Consultez immédiatement un médecin si…
Dans les publicités américaines sur les médicaments contre le dysfonctionnement érectile, Viagra et Cialis annoncent : «Pour prévenir les lésions à long terme, consultez immédiatement un médecin si l’érection dure plus de quatre heures.»
Au Québec, le problème est qu’il faut au moins huit heures avant d’être examiné par un urgentologue. Cela signifie que la meilleure stratégie serait d’aller à l’urgence, attendre quatre heures, puis prendre le Viagra. Après, c’est une course contre la montre : l’érection se dissipera-t-elle avant que l’on appelle votre nom?
Espérons ne pas nous trouver dans cette situation, mais, un jour ou l’autre, on devra probablement se précipiter vers la salle d’urgence. Pour moi, «urgence» signifie «aide immédiate»… et non dans huit heures. Pourtant, malgré le tollé du public et les promesses des ministres de la Santé, il semble que l’attente ne cesse de s’allonger.
À moins que les politiciens ne puissent changer la nature humaine, je ne crois pas que notre système actuel puisse réduire l’attente dans les salles d’urgence. C’est d’ailleurs ce qui dissuade beaucoup de gens de s’y rendre.
Qui peut s’élever contre un besoin fondamental comme la santé? Mais résoudre le problème de l’accès aux soins en les rendant gratuits pour tous crée un système qui est rapidement submergé par les émotions humaines. L’anxiété relative à la santé, parfois raisonnable, parfois excessive, nous pousse à consulter un médecin. Si l’attente était courte, combien d’entre nous aimeraient poser une question au médecin (juste une petite question, Docteur), pratiquement chaque jour?
À l’heure actuelle, le seul élément de dissuasion est le temps d’attente. Comme la nature humaine ne changera pas, comment raccourcir ce temps? Eh bien, on pourrait faire appel à un autre aspect de la nature humaine : la tendance à vouloir garder ce qui nous appartient. Nous n’avons aucune objection à dépenser l’argent des autres, mais lorsqu’il s’agit du nôtre, c’est une autre histoire : nous marchandons, nous remettons nos besoins en question.
Cela ne veut pas dire de faire payer tout le monde pour les soins médicaux.
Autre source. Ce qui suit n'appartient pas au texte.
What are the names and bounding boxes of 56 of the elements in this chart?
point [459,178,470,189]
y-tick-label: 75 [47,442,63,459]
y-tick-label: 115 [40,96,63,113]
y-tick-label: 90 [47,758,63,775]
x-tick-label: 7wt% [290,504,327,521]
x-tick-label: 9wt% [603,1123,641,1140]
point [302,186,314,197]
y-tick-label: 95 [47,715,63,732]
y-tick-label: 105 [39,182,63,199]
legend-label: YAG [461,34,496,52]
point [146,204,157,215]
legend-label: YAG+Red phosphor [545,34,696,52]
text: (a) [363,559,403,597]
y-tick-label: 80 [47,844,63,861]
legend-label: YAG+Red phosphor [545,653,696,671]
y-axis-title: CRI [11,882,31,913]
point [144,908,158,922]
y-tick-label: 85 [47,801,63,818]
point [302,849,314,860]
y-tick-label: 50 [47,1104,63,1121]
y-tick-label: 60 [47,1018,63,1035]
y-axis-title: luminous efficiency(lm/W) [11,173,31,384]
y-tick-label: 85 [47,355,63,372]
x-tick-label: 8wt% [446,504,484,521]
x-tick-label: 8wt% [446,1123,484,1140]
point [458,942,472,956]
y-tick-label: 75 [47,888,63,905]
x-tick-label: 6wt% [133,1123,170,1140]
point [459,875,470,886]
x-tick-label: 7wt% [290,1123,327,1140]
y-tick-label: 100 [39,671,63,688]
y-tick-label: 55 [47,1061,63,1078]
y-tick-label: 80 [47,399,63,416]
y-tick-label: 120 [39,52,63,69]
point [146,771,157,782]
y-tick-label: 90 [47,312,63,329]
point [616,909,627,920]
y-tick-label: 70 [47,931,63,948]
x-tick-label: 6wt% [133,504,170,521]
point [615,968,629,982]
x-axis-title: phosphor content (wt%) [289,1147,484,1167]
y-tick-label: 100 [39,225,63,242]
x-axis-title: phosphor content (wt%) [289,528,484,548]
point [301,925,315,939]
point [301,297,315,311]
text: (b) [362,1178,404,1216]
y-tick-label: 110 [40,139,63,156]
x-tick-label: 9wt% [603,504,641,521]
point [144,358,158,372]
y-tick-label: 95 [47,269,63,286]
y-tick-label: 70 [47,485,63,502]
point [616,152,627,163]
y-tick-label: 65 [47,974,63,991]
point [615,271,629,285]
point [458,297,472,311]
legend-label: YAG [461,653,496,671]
Je ne veux pas vivre dans une société où seuls les riches sont traités. Mais, idéalement, le système de soins de santé universel pourrait prévoir un peu de responsabilité personnelle, comme des coûts partagés. Il est important de préserver l’accès aux soins de santé, mais à moins de diminuer la demande, nous devrons bientôt apporter notre sac de couchage à la salle d’urgence.